By default, ZenML uses the data flowing between steps of your pipeline to determine the order in which steps get executed.

The following example shows a pipeline in which step_3 depends on the outputs of step_1 and step_2. This means that ZenML can execute both step_1 and step_2 in parallel but needs to wait until both are finished before step_3 can be started.

from zenml import pipeline

@pipeline
def example_pipeline():
    step_1_output = step_1()
    step_2_output = step_2()
    step_3(step_1_output, step_2_output)

If you have additional constraints on the order in which steps get executed, you can specify non-data dependencies by passing the invocation IDs of steps that should run before your step like this: my_step(after="other_step"). If you want to define multiple upstream steps, you can also pass a list for the after argument when calling your step: my_step(after=["other_step", "other_step_2"]).

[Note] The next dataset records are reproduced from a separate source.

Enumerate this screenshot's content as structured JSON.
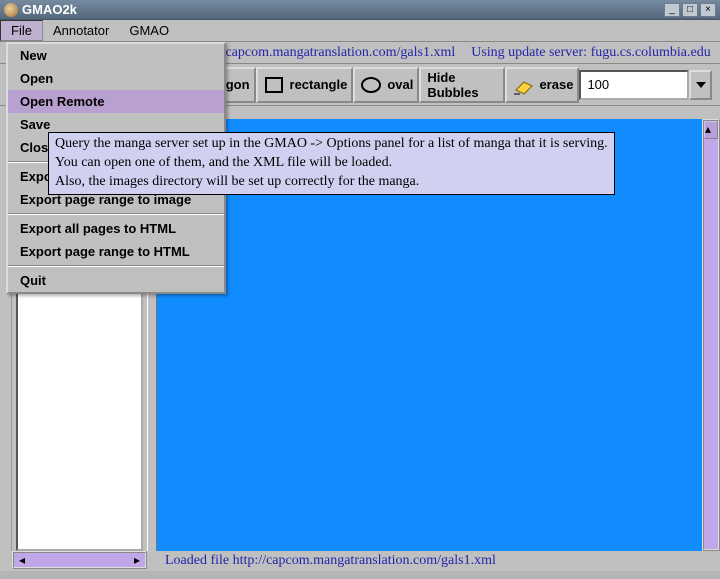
{
  "window": {
    "title": "GMAO2k"
  },
  "menubar": {
    "file": "File",
    "annotator": "Annotator",
    "gmao": "GMAO"
  },
  "urlbar": {
    "url": "http://capcom.mangatranslation.com/gals1.xml",
    "update": "Using update server: fugu.cs.columbia.edu"
  },
  "toolbar": {
    "polygon": "polygon",
    "rectangle": "rectangle",
    "oval": "oval",
    "hide_bubbles": "Hide Bubbles",
    "erase": "erase",
    "spin_value": "100"
  },
  "file_menu": {
    "new": "New",
    "open": "Open",
    "open_remote": "Open Remote",
    "save": "Save",
    "close": "Close",
    "export_image": "Export this page to image",
    "export_range_image": "Export page range to image",
    "export_html": "Export all pages to HTML",
    "export_range_html": "Export page range to HTML",
    "quit": "Quit"
  },
  "tooltip": {
    "l1": "Query the manga server set up in the GMAO -> Options panel for a list of manga that it is serving.",
    "l2": "You can open one of them, and the XML file will be loaded.",
    "l3": "Also, the images directory will be set up correctly for the manga."
  },
  "status": {
    "text": "Loaded file http://capcom.mangatranslation.com/gals1.xml"
  }
}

Check out the documentation here to learn about the invocation ID and how to use a custom one for your steps.

from zenml import pipeline

@pipeline
def example_pipeline():
    step_1_output = step_1(after="step_2")
    step_2_output = step_2()
    step_3(step_1_output, step_2_output)

This pipeline is similar to the one explained above, but this time ZenML will make sure to only start step_1 after step_2 has finished.